Master C and Embedded C Programming- Learn as you go Attributes are modern ways in C++ to standardize things if their code runs on different compilers. Attributes are used to provide some extra information that is used to enforce conditions (constraints), optimization and do specific code generation if required.
Attributes are a mechanism by which the developer can attach extra information to language entities with a generalized syntax, instead of introducing new syntactic constructs or keywords for each feature.
To make it easier to eliminate it for different compiler.
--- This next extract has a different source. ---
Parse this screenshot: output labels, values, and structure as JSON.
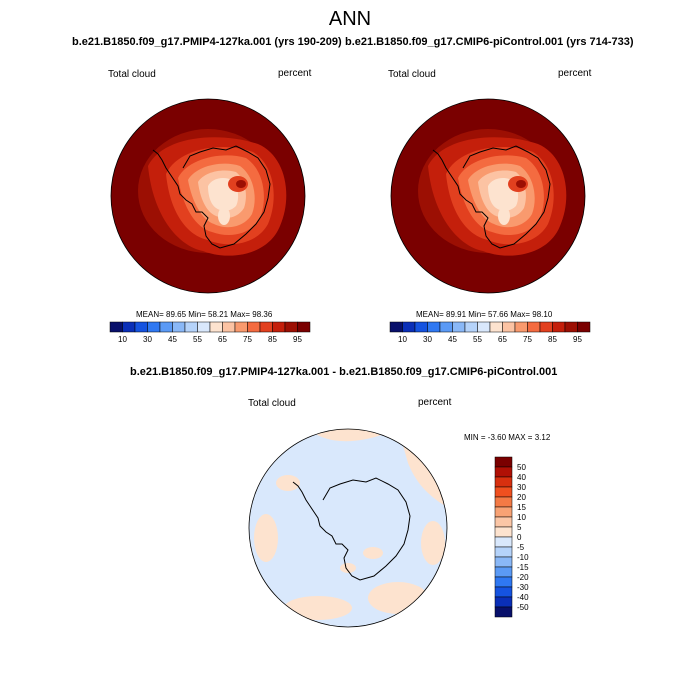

If you have portable code, you have to remove them for other compilers, so you do
#ifndef __GNUC__ #define __attribute__(x) #endif
The problem is that attributes have various number of arguments and you can combine multiple attributes in one __attribute__
declaration, but C only introduced variadic macros in C99. With double parenthesis the above definition does not need variadic macros.
probably the idea is that you can declare a simple macro that helps to ignore all this in any other C and C++ compiler. If you wouldn't have the second pair of parenthesis that macro would be necessarily one with ...
. So for compilers that don't support that you would be screwed.
Edit: With this syntax it can simply look like
#ifdef __GNUC__ # define attribute(X) __attribute__(X) #else # define attribute(X) #endif
and then you would use attribute
for your function declarations, e.g.